The group of disorders known as chronic daily headache (CDH) afflicts 4-6% of the worldwide population and is a source of major disability in the form of lost or decreased functioning capability at home and work.
Chronic daily headache (CDH) refers to the unhappy situation in which headaches happen at least 15 days a month. They are more of a category than a final diagnosis, and different, recognizable patterns of headaches are included in this category. It’s important to distinguish between the different patterns because, once recognized, they can indicate the underlying cause and dictate appropriate treatment.
Primary And Secondary Headaches
CDH can occur in the form of primary headaches, or secondary headaches. Primary headache simply means that the headache itself is the disease (so, it’s not a symptom of something else), while secondary headache means that the headache is a symptom of another disease or process and in such a case the best treatment is the one that addresses the underlying cause of that particular disease or process.
The most common type of primary headache is tension headache. Generally, these headaches affect the left and right sides of your head, but sometimes they also affect the back of the head, your neck, and occasionally the front of your head, too.
These headaches are usually mild to moderate in intensity and have pressing or tightening qualities. Nausea, photosensitivity and sound sensitivity are not that prominent in this type of headache and they also do not worsen with exertion.
Migraine is another common type of primary headache and can be categorized as CDH when it happens more often than usual (which can usually last up to 72 hours if left untreated).
This type of headache is of moderate to severe intensity and it often has a pulsating characteristic attached to it. The migraine usually affects only one side of the head and can cause nausea, light sensitivity and sound sensitivity. This type of headache usually worsen with exertion.
Other Primary Headaches
Two other types of primary headaches (which occur rarer than migraines and tension-type headaches) show different characteristics. These are hemicrania continua, and chronic cluster.
Hemicrania continua (hemicrania means half-headed and continua means continuous) is strictly a one-sided headache which can wax and wane in intensity without resolving. It does not include migraine’s usual associated symptoms of nausea, light sensitivity, sound sensitivity and exertional aggravation.
Chronic cluster, like its less frequent episodic form, involves intense, recurring pain in or around just one eye that lasts for only 15 to 180 minutes per attack, but can occur more than once per day. Unlike its episodic cousin, chronic cluster does not go into remission without treatment.
Secondary headaches taking the form of CDH can have many causes, such as…
- head injury;
- arthritis of the neck bones;
- arthritis of the jaw joints (TMJs);
- sinus disease;
- breathing problems during sleep;
- tumors or other conditions causing increased pressure within the braincase;
- leakages of the cerebrospinal fluid that surrounds the brain and spinal cord;
Two types of secondary CDH deserve special mention in particular: giant cell arteritis and medication overuse headaches.

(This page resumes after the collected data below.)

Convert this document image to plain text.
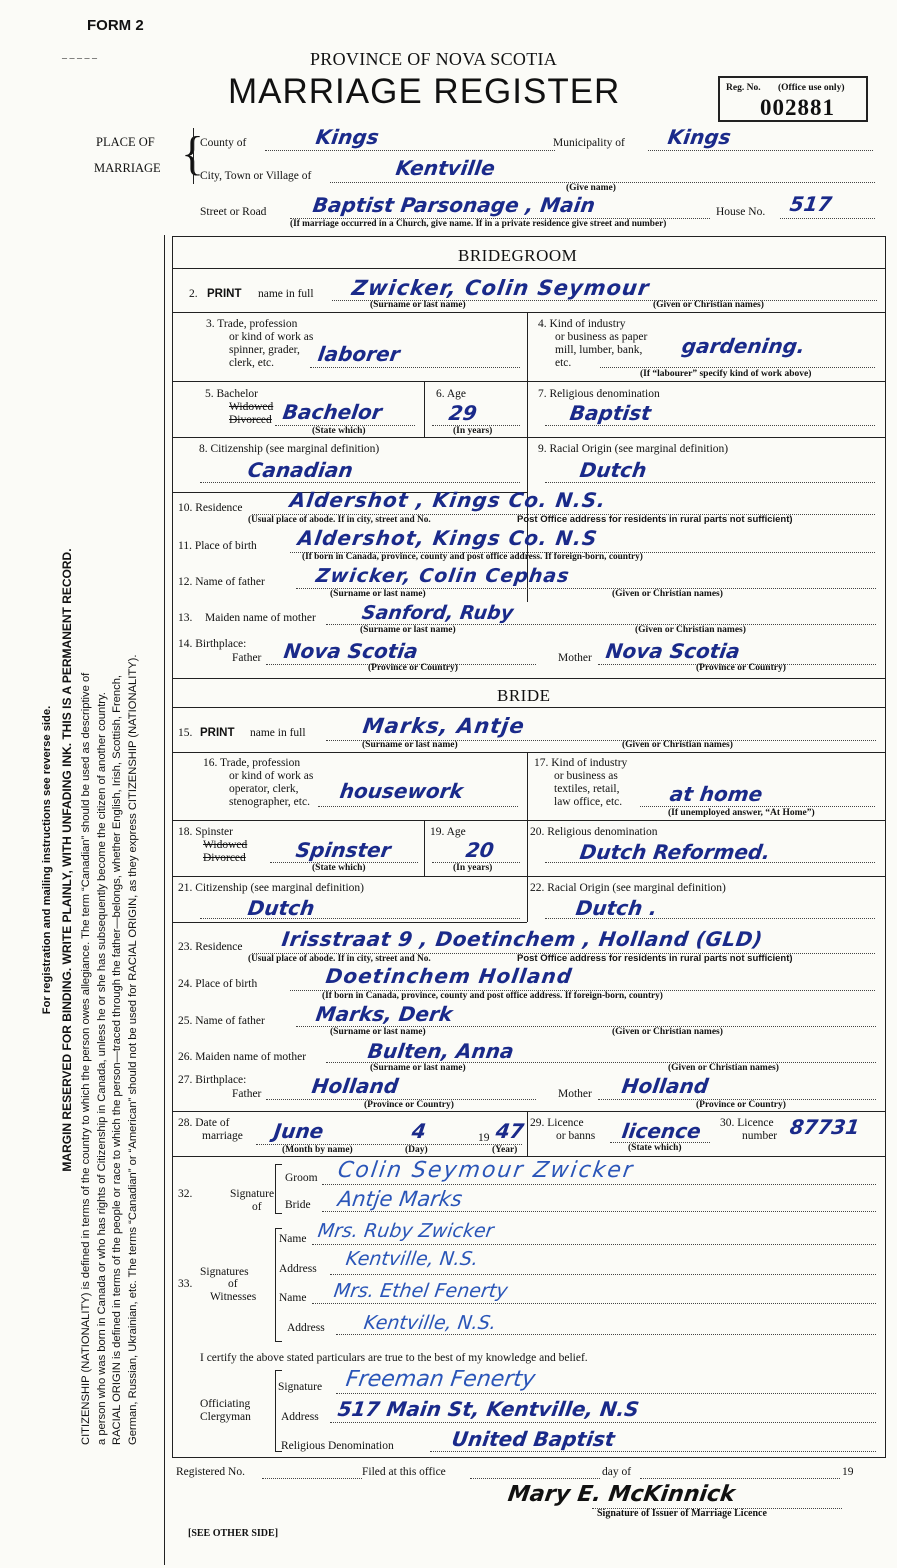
FORM 2
– – – – –	PROVINCE OF NOVA SCOTIA
MARRIAGE REGISTER	Reg. No. (Office use only)
002881
For registration and mailing instructions see reverse side. MARGIN RESERVED FOR BINDING. WRITE PLAINLY, WITH UNFADING INK. THIS IS A PERMANENT RECORD. CITIZENSHIP (NATIONALITY) is defined in terms of the country to which the person owes allegiance. The term “Canadian” should be used as descriptive of a person who was born in Canada or who has rights of Citizenship in Canada, unless he or she has subsequently become the citizen of another country. RACIAL ORIGIN is defined in terms of the people or race to which the person—traced through the father—belongs, whether English, Irish, Scottish, French, German, Russian, Ukrainian, etc. The terms “Canadian” or “American” should not be used for RACIAL ORIGIN, as they express CITIZENSHIP (NATIONALITY).
PLACE OF
MARRIAGE {
County of	Kings	Municipality of Kings
City, Town or Village of	Kentville
(Give name)
Street or Road Baptist Parsonage , Main	House No. 517
(If marriage occurred in a Church, give name. If in a private residence give street and number)
BRIDEGROOM
2. PRINT name in full Zwicker, Colin Seymour
(Surname or last name)	(Given or Christian names)
3. Trade, profession
or kind of work as
spinner, grader,
clerk, etc. laborer
4. Kind of industry
or business as paper
mill, lumber, bank,
etc.
gardening.
(If “labourer” specify kind of work above)
5. Bachelor
Widowed
Divorced Bachelor
(State which)
6. Age
29
(In years)
7. Religious denomination
Baptist
8. Citizenship (see marginal definition)
Canadian
9. Racial Origin (see marginal definition)
Dutch
10. Residence Aldershot , Kings Co. N.S.
(Usual place of abode. If in city, street and No.	Post Office address for residents in rural parts not sufficient)
11. Place of birth Aldershot, Kings Co. N.S
(If born in Canada, province, county and post office address. If foreign-born, country)
12. Name of father	Zwicker, Colin Cephas
(Surname or last name)	(Given or Christian names)
13. Maiden name of mother Sanford, Ruby
(Surname or last name)	(Given or Christian names)
14. Birthplace:
Father Nova Scotia
(Province or Country)
Mother Nova Scotia
(Province or Country)
BRIDE
15. PRINT name in full	Marks, Antje
(Surname or last name)	(Given or Christian names)
16. Trade, profession
or kind of work as
operator, clerk,
stenographer, etc. housework
17. Kind of industry
or business as
textiles, retail,
law office, etc. at home
(If unemployed answer, “At Home”)
18. Spinster
Widowed
Divorced Spinster
(State which)
19. Age
20
(In years)
20. Religious denomination
Dutch Reformed.
21. Citizenship (see marginal definition)
Dutch
22. Racial Origin (see marginal definition)
Dutch .
23. Residence Irisstraat 9 , Doetinchem , Holland (GLD)
(Usual place of abode. If in city, street and No.	Post Office address for residents in rural parts not sufficient)
24. Place of birth	Doetinchem Holland
(If born in Canada, province, county and post office address. If foreign-born, country)
25. Name of father Marks, Derk
(Surname or last name)	(Given or Christian names)
26. Maiden name of mother	Bulten, Anna
(Surname or last name)	(Given or Christian names)
27. Birthplace:
Father Holland
(Province or Country)
Mother Holland
(Province or Country)
28. Date of
marriage June	4	19 47
(Month by name)	(Day)	(Year)
29. Licence
or banns licence
(State which)
30. Licence
number 87731
32.	Signature
of
Groom Colin Seymour Zwicker
Bride Antje Marks
33.
Signatures
of
Witnesses
Name Mrs. Ruby Zwicker
Address Kentville, N.S.
Name Mrs. Ethel Fenerty
Address Kentville, N.S.
I certify the above stated particulars are true to the best of my knowledge and belief.
Signature Freeman Fenerty
Officiating
Clergyman	Address 517 Main St, Kentville, N.S
Religious Denomination	United Baptist
Registered No.	Filed at this office	day of	19
Mary E. McKinnick
Signature of Issuer of Marriage Licence
[SEE OTHER SIDE]
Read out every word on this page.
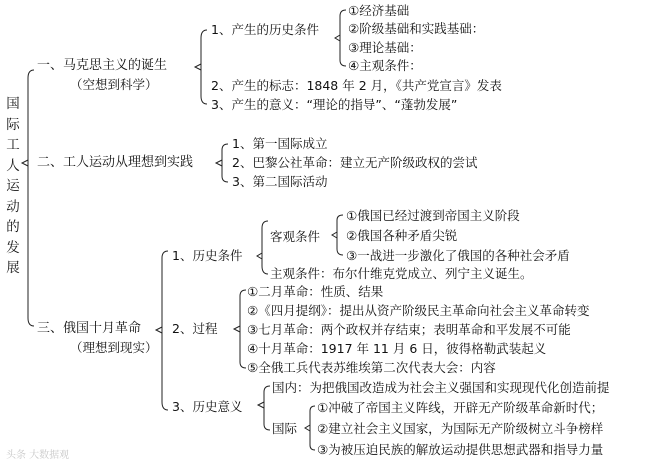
国际工人运动的发展
一、马克思主义的诞生
（空想到科学）
1、产生的历史条件
①经济基础
②阶级基础和实践基础：
③理论基础：
④主观条件：
2、产生的标志：1848 年 2 月，《共产党宣言》发表
3、产生的意义：“理论的指导”、“蓬勃发展”
二、工人运动从理想到实践
1、第一国际成立
2、巴黎公社革命：建立无产阶级政权的尝试
3、第二国际活动
三、俄国十月革命
（理想到现实）
1、历史条件
客观条件
①俄国已经过渡到帝国主义阶段
②俄国各种矛盾尖锐
③一战进一步激化了俄国的各种社会矛盾
主观条件：布尔什维克党成立、列宁主义诞生。
2、过程
①二月革命：性质、结果
②《四月提纲》：提出从资产阶级民主革命向社会主义革命转变
③七月革命：两个政权并存结束；表明革命和平发展不可能
④十月革命：1917 年 11 月 6 日，彼得格勒武装起义
⑤全俄工兵代表苏维埃第二次代表大会：内容
3、历史意义
国内：为把俄国改造成为社会主义强国和实现现代化创造前提
国际
①冲破了帝国主义阵线，开辟无产阶级革命新时代；
②建立社会主义国家，为国际无产阶级树立斗争榜样
③为被压迫民族的解放运动提供思想武器和指导力量
头条 大数据观
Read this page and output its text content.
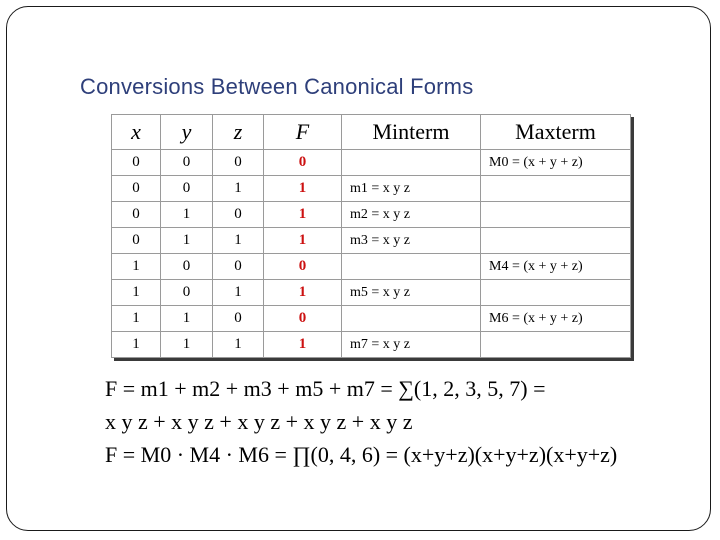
Conversions Between Canonical Forms
x	y	z	F	Minterm	Maxterm
0	0	0	0		M0 = (x + y + z)
0	0	1	1	m1 = x y z	
0	1	0	1	m2 = x y z	
0	1	1	1	m3 = x y z	
1	0	0	0		M4 = (x + y + z)
1	0	1	1	m5 = x y z	
1	1	0	0		M6 = (x + y + z)
1	1	1	1	m7 = x y z	
F = m1 + m2 + m3 + m5 + m7 = ∑(1, 2, 3, 5, 7) =
x y z + x y z + x y z + x y z + x y z
F = M0 · M4 · M6 = ∏(0, 4, 6) = (x+y+z)(x+y+z)(x+y+z)
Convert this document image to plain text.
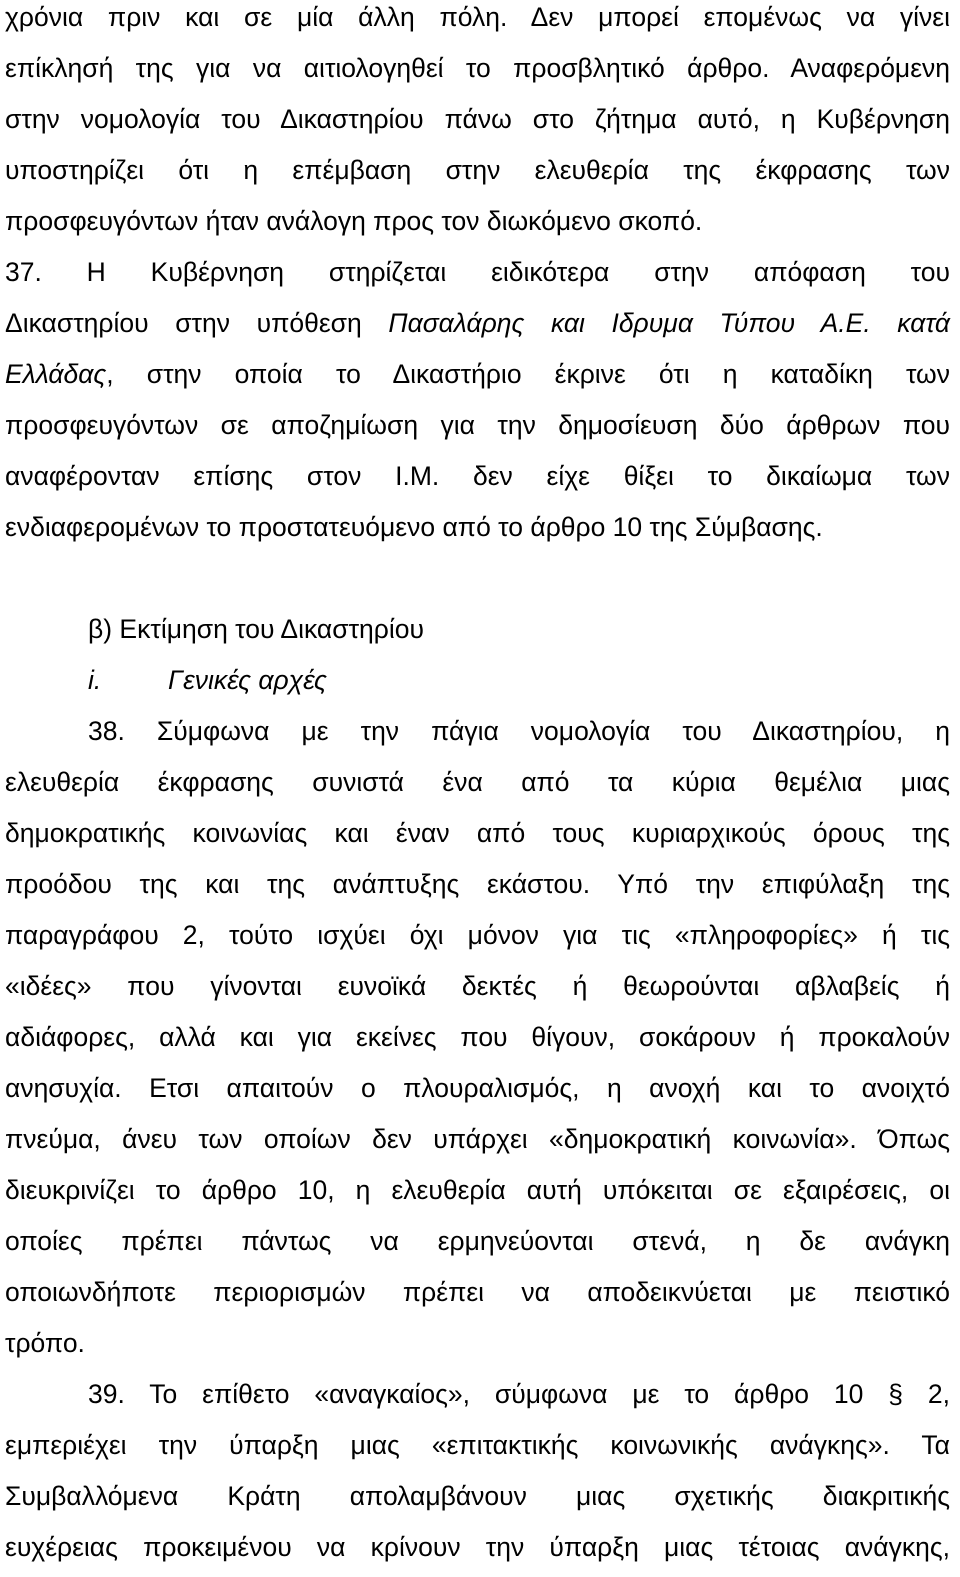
χρόνια πριν και σε μία άλλη πόλη. Δεν μπορεί επομένως να γίνει
επίκλησή της για να αιτιολογηθεί το προσβλητικό άρθρο. Αναφερόμενη
στην νομολογία του Δικαστηρίου πάνω στο ζήτημα αυτό, η Κυβέρνηση
υποστηρίζει ότι η επέμβαση στην ελευθερία της έκφρασης των
προσφευγόντων ήταν ανάλογη προς τον διωκόμενο σκοπό.
37. Η Κυβέρνηση στηρίζεται ειδικότερα στην απόφαση του
Δικαστηρίου στην υπόθεση Πασαλάρης και Ιδρυμα Τύπου Α.Ε. κατά
Ελλάδας, στην οποία το Δικαστήριο έκρινε ότι η καταδίκη των
προσφευγόντων σε αποζημίωση για την δημοσίευση δύο άρθρων που
αναφέρονταν επίσης στον Ι.Μ. δεν είχε θίξει το δικαίωμα των
ενδιαφερομένων το προστατευόμενο από το άρθρο 10 της Σύμβασης.
β) Εκτίμηση του Δικαστηρίου
i.	Γενικές αρχές
38. Σύμφωνα με την πάγια νομολογία του Δικαστηρίου, η
ελευθερία έκφρασης συνιστά ένα από τα κύρια θεμέλια μιας
δημοκρατικής κοινωνίας και έναν από τους κυριαρχικούς όρους της
προόδου της και της ανάπτυξης εκάστου. Υπό την επιφύλαξη της
παραγράφου 2, τούτο ισχύει όχι μόνον για τις «πληροφορίες» ή τις
«ιδέες» που γίνονται ευνοϊκά δεκτές ή θεωρούνται αβλαβείς ή
αδιάφορες, αλλά και για εκείνες που θίγουν, σοκάρουν ή προκαλούν
ανησυχία. Ετσι απαιτούν ο πλουραλισμός, η ανοχή και το ανοιχτό
πνεύμα, άνευ των οποίων δεν υπάρχει «δημοκρατική κοινωνία». Όπως
διευκρινίζει το άρθρο 10, η ελευθερία αυτή υπόκειται σε εξαιρέσεις, οι
οποίες πρέπει πάντως να ερμηνεύονται στενά, η δε ανάγκη
οποιωνδήποτε περιορισμών πρέπει να αποδεικνύεται με πειστικό
τρόπο.
39. Το επίθετο «αναγκαίος», σύμφωνα με το άρθρο 10 § 2,
εμπεριέχει την ύπαρξη μιας «επιτακτικής κοινωνικής ανάγκης». Τα
Συμβαλλόμενα Κράτη απολαμβάνουν μιας σχετικής διακριτικής
ευχέρειας προκειμένου να κρίνουν την ύπαρξη μιας τέτοιας ανάγκης,
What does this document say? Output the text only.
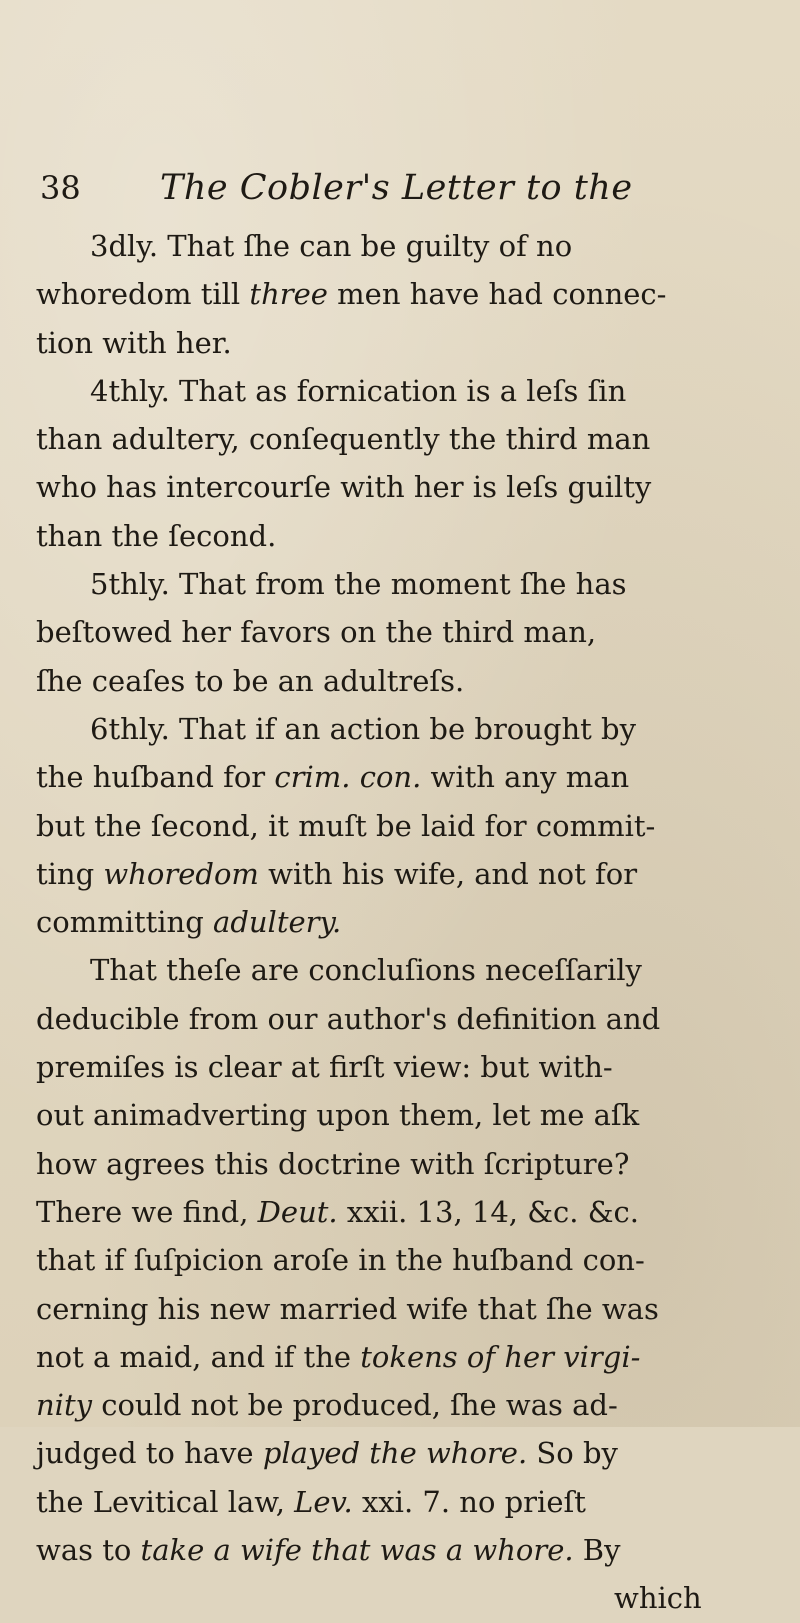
38 The Cobler's Letter to the
3dly. That ſhe can be guilty of no
whoredom till three men have had connec-
tion with her.
4thly. That as fornication is a leſs ſin
than adultery, conſequently the third man
who has intercourſe with her is leſs guilty
than the ſecond.
5thly. That from the moment ſhe has
beſtowed her favors on the third man,
ſhe ceaſes to be an adultreſs.
6thly. That if an action be brought by
the huſband for crim. con. with any man
but the ſecond, it muſt be laid for commit-
ting whoredom with his wife, and not for
committing adultery.
That theſe are concluſions neceſſarily
deducible from our author's definition and
premiſes is clear at firſt view: but with-
out animadverting upon them, let me aſk
how agrees this doctrine with ſcripture?
There we find, Deut. xxii. 13, 14, &c. &c.
that if ſuſpicion aroſe in the huſband con-
cerning his new married wife that ſhe was
not a maid, and if the tokens of her virgi-
nity could not be produced, ſhe was ad-
judged to have played the whore. So by
the Levitical law, Lev. xxi. 7. no prieſt
was to take a wife that was a whore. By
which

Giant cell arteritis (previously called temporal arteritis) occurs in people who are at least 50 years old and becomes more common in subsequent decades of life. It involves inflammation of larger-diameter arteries supplying blood to the brain and the rest of the head and – if left untreated – can lead to stroke or blindness. So, it’s important to recognize and treat this type of headache before complications happen.
Classically, people with giant cell arteritis show a swollen, stiff, tender artery just beneath the skin of one or both temples.
When this happens, it facilitates diagnosis, but GCA can still be present in the absence of this telltale sign. As a rule of thumb, GCA should be considered as a possible diagnosis in every new headache disorder starting at the age of 50.
Medication overuse headaches (also known as rebound headaches) occur when a primary headache disorder transforms into an even worse secondary headache disorder via too many doses of as-needed medication.
Typically, the primary headache disorders involved are either migraine or tension-type headaches, and the transformation occurs when the headache sufferer takes need-driven medication for them at least 2 to 3 days each week.
When the as-needed medication is a painkiller this syndrome is called analgesic rebound and when a triptan drug is used, it is called triptan rebound. The thing with medication overuse headaches is that they don’t get better until the drug that caused them is withdrawn and – even then – can take up to two months to wash out.